Try paring down your options, so you have a limited number of choices. Often, the benefit of spending a great deal of time investigating a wide range of choices is negligible — you might save a few Money, but you’ll end up feeling anxious and overwhelmed. Instead, pick two or three to compare and don’t spend too much time wading through the pros and cons. Make a decision and stick to it.

  1. Set deadlines to space out decisions.

Decision fatigue can often occur toward the end of a long, complex project that you’ve been working on over weeks, months or years. As the end of the project looms, there may be many last-minute decisions to make, which you’ve been putting off until now. This is when people start making snap decisions and bad choices because the length and intensity of the project have worn them down.

The solution is to create micro-deadlines that force you to act early and not keep pondering your choices. Don’t set yourself up to make critical decisions at the eleventh hour. Space out these decisions so you’re truly using your best judgment.

  1. Simplify your life.

Constantly needing to make decisions can leave you feeling depleted and eat away at your willpower. That’s why, after a busy, exhausting day, we’re tempted to eat junk food, skip our workout and veg out on the couch. Making healthy choices just seems beyond our self-control. If this is you, it’s time to scale back. Find ways to simplify your life. Cut out things that aren’t important.

Hobbies, activities and volunteering are all great and wonderful things to do, but if you’ve reached the point where you’re overwhelmed, it’s time to drop the excess commitments in your life. Having fewer tasks and activities will lead to fewer decisions and will help you feel restored and in control of the choices you do make.

  1. Stop second-guessing yourself.

We often get trapped in the mindset that everything we do needs to be perfect, and this puts a lot of pressure on us to make the “right” choice, because a “wrong” choice could somehow ruin something. The truth is, this is rarely the case. Still, we regret our choices and wallow in uncertainty over the selection we made. It’s time to let go and move on.

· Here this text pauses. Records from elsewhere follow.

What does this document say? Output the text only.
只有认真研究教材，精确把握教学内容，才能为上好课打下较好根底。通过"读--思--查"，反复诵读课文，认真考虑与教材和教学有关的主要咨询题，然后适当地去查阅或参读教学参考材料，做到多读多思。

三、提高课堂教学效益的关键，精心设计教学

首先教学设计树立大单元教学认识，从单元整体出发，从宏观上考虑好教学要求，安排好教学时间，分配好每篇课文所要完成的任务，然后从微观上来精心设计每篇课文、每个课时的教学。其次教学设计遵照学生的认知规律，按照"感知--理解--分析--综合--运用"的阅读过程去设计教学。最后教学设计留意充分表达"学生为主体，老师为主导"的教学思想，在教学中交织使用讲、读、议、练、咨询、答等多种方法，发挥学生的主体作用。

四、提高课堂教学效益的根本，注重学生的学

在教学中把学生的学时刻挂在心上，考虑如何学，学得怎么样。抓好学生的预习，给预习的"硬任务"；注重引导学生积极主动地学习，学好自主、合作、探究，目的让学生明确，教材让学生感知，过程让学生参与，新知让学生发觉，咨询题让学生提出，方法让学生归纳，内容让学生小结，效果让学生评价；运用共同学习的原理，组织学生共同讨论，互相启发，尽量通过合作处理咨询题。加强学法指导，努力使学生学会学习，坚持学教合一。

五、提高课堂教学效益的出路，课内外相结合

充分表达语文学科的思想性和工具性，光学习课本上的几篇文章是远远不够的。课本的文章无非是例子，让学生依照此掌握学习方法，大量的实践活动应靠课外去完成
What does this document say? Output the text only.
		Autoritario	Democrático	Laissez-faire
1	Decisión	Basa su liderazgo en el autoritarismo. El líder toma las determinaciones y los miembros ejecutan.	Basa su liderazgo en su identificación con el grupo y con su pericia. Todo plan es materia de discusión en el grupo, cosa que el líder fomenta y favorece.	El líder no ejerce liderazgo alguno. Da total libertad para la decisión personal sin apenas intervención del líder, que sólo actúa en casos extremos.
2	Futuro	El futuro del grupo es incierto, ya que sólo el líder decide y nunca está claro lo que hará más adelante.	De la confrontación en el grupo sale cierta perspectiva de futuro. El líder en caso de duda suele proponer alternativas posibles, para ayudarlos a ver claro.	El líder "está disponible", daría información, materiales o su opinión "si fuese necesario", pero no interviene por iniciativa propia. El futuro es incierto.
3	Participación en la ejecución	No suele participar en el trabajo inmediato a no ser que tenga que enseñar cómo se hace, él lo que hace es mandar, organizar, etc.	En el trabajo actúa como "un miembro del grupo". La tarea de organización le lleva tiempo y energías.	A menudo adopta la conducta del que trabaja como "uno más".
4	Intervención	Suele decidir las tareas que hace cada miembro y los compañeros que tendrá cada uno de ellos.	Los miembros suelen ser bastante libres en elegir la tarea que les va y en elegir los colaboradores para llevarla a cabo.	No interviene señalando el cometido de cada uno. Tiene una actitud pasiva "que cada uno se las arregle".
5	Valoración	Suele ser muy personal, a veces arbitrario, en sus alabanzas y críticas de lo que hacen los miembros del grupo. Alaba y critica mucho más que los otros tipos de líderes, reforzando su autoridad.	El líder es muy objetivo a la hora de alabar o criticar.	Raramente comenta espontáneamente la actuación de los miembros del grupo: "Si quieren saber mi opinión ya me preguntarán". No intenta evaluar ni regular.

Stop second-guessing yourself. Stop going back and pondering your choices to see if you like something else better — that will only make you regret all the time you’ve wasted. And most likely, the choice you made to begin with, the path you picked or the selection you opted for, is just as good as any other option out there. Now you need to focus on making it great.

  1. Develop daily routines that put less-important tasks on autopilot.

Establish daily routines that minimize and simplify your choices. By having firm habits and a strict routine, you put certain decisions on autopilot. Set a wake-up time and stick with it. Instead of debating whether you should work out or not, have a routine that establishes what days and at what time you exercise.

Eat a variation of the same healthy breakfast every morning. Pack a simple lunch every day. Instead of agonizing over what to wear every morning, have established outfits that you rotate each week. Many successful people have a handful of go-to outfits. President Barack Obama talked about wearing only gray or blue suits while in office so he didn’t have to give too much thought to what he would wear.

Steve Jobs was known for his black turtlenecks and jeans, and Mark Zuckerberg sports his iconic gray Brunello Cucinelli T-shirt. Whatever your preferences, make it a routine. Doing all this will help you waste less time and create consistency in your life so you know exactly what comes next without a lot of thought. It will also help you conserve your willpower and give you self-control.